There is of course the question of a possibly overheating labor market as a source of future inflation. While last month’s highly disappointing employment report was a jolt to most observers, the Fed’s summary employment conditions index has been flashing yellow since the beginning of the year. Declines in this measure have presaged recession half of the time and uniformly been followed by rate reductions rather than rate increases.
Embedded inflation expectations are low and declining. Comprehensive measures of the labor market are deteriorating and growth is at best mediocre. Meanwhile inflation is clearly below where the Fed should want it. The right concern for the Fed now should be to signal its commitment to accelerating growth and avoiding a return to recession, even at some cost in terms of other risks.
This is not the Fed’s policy posture. Watching the Fed over the last year there is a Groundhog Day aspect. One senses they really want to raise rates and achieve a more “normal” stance.  But at the same time they do not want to tighten when the economy may be slowing or create financial turmoil. So they keep holding out the prospect of future rate increases and then find themselves unable to deliver. But they always revert to holding out the prospect of rate increases soon, partly for internal comity and partly to preserve optionality.
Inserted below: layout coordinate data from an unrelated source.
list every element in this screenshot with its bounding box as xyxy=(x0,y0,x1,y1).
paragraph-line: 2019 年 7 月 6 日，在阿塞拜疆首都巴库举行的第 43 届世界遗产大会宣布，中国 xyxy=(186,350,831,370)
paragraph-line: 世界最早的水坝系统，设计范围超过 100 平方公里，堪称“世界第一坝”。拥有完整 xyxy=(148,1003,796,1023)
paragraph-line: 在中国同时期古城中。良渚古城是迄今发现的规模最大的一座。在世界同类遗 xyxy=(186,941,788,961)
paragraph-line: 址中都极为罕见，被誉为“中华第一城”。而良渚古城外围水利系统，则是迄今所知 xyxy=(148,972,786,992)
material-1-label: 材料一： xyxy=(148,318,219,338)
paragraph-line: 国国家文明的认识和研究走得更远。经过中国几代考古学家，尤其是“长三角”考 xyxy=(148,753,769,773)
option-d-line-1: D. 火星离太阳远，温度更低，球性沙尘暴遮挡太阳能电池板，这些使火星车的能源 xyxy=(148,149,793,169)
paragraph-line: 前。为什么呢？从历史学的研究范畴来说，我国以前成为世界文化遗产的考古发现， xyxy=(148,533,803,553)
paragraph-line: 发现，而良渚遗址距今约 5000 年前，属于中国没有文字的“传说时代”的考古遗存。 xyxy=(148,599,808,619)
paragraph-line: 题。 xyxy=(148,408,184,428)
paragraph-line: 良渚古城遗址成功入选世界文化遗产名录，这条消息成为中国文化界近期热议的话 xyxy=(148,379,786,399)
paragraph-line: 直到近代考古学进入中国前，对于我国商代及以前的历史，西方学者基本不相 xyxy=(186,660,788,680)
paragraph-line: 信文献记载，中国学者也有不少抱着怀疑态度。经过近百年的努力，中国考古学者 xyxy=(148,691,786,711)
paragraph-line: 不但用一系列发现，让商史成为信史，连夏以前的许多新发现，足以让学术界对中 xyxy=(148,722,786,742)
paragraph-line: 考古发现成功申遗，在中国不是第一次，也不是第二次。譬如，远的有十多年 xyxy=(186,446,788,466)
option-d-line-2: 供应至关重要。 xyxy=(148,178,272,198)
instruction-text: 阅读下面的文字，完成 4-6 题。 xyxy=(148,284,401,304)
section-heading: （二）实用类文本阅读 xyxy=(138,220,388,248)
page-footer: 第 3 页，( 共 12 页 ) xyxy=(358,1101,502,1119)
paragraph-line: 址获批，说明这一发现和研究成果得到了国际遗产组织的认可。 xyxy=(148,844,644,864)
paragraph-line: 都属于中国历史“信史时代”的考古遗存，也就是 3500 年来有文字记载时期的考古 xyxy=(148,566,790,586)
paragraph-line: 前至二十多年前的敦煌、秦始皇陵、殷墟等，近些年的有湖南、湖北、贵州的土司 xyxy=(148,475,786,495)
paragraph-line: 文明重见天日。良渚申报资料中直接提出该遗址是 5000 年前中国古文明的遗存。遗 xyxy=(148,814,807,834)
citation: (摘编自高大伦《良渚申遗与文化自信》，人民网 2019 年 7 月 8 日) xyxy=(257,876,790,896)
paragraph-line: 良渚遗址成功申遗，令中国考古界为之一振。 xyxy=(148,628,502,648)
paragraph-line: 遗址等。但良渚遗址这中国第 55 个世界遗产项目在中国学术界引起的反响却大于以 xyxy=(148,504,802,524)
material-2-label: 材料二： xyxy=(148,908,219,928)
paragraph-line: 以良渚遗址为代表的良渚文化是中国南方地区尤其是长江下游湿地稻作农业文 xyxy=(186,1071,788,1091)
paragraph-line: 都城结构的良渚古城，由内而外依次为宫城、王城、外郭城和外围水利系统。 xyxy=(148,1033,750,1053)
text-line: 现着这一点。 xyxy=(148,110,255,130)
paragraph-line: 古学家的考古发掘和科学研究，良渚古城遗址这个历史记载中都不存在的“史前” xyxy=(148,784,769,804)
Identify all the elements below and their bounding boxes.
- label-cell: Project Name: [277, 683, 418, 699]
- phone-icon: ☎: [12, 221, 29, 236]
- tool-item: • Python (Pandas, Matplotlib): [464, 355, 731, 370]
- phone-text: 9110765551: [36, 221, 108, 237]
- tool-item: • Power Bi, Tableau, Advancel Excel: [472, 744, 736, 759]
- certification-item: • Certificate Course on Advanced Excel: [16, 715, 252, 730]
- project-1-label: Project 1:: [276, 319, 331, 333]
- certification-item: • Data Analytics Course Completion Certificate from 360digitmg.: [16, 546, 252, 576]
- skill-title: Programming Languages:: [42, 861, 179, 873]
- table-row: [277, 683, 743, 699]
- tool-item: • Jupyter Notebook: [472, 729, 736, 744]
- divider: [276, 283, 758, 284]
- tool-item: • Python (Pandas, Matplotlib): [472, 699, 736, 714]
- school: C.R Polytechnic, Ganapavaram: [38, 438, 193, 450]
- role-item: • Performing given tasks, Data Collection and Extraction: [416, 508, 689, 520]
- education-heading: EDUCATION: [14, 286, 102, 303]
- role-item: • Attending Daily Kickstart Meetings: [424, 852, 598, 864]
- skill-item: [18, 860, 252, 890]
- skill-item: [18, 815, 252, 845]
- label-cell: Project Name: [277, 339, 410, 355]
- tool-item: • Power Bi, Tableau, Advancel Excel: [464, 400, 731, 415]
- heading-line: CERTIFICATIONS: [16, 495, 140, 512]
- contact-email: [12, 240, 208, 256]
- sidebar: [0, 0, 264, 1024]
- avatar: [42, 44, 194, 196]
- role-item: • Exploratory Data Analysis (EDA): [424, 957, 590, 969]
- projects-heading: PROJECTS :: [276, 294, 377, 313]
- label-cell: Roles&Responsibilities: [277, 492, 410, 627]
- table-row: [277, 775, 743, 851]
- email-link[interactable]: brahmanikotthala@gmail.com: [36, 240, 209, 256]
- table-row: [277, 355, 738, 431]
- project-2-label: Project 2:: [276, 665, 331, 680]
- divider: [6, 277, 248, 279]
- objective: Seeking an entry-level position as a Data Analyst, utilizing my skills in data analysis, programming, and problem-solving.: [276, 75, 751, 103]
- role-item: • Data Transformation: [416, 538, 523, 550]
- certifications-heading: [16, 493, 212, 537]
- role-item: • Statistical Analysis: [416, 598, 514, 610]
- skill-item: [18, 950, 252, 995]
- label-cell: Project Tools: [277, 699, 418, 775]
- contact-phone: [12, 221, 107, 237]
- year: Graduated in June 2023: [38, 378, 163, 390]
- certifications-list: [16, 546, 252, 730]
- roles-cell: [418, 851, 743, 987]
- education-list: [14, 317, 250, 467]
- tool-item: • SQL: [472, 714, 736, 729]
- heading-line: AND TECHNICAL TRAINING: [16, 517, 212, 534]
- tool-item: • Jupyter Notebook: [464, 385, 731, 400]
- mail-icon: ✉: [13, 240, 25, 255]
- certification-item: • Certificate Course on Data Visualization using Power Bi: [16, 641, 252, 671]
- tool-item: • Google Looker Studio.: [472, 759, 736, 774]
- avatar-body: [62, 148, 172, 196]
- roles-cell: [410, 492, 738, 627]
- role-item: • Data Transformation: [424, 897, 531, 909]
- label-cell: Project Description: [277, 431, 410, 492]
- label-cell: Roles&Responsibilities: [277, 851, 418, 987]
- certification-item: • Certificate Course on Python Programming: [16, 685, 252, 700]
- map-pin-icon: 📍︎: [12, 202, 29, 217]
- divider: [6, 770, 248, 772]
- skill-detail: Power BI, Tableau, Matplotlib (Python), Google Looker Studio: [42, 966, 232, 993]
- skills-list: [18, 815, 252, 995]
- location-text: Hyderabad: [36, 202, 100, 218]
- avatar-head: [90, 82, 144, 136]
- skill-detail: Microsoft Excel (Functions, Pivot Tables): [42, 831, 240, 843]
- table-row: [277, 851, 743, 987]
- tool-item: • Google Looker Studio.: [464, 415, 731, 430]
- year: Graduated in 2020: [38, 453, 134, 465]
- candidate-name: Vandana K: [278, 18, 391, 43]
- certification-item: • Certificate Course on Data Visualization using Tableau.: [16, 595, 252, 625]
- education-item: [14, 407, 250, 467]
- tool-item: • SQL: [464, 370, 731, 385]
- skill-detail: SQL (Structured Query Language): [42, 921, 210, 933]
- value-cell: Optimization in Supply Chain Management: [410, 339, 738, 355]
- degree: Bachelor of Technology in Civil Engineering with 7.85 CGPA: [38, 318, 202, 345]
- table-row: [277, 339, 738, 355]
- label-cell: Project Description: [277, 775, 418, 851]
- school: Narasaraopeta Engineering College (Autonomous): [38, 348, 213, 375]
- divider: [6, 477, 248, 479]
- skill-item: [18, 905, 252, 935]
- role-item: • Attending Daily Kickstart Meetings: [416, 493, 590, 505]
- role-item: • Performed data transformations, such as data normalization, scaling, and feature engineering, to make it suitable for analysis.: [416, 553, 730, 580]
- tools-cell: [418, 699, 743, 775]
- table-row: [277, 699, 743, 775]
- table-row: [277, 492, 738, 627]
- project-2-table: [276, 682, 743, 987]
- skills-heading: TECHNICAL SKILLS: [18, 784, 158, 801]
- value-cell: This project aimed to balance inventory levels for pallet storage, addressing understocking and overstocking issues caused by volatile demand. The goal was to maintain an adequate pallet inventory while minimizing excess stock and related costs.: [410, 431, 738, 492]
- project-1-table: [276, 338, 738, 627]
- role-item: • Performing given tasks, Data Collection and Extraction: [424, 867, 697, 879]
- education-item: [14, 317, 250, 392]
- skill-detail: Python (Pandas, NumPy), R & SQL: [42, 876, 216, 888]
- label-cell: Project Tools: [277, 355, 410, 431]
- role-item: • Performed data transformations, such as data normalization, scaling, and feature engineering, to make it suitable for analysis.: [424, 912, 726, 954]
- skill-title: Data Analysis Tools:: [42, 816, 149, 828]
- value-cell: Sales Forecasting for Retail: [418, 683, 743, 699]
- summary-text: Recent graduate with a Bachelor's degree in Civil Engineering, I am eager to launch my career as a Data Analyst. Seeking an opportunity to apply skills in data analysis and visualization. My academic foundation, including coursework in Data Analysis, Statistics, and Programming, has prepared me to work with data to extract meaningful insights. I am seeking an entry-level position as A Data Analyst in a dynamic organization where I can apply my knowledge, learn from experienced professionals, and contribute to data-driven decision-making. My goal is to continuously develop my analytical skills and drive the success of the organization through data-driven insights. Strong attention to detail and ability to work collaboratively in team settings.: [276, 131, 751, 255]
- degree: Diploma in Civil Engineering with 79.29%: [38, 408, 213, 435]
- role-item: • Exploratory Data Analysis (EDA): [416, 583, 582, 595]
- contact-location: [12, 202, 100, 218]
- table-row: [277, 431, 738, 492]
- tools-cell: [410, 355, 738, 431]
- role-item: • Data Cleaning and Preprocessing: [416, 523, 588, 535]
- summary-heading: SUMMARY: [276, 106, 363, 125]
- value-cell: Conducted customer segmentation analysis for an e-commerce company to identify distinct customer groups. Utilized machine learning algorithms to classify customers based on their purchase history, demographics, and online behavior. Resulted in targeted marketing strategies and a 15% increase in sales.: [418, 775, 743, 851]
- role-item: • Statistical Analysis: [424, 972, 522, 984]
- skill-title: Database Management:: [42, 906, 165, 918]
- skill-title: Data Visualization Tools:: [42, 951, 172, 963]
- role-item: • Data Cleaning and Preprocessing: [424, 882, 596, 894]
Over the last 12 months nominal GDP has risen at a rate of only 3.3 percent. We hardly seem in danger of demand running away.  Today we learned that Germany has followed Japan into negative 10 year rates. We are only one recession away from joining the club. The Fed should be clear now that its priority is not preventing a small step up in inflation, which in fact should be welcomed, or returning interest rates to what would have been normal to a world gone by.
Instead the Fed should focus on assuring adequate growth in both real and nominal incomes going forward.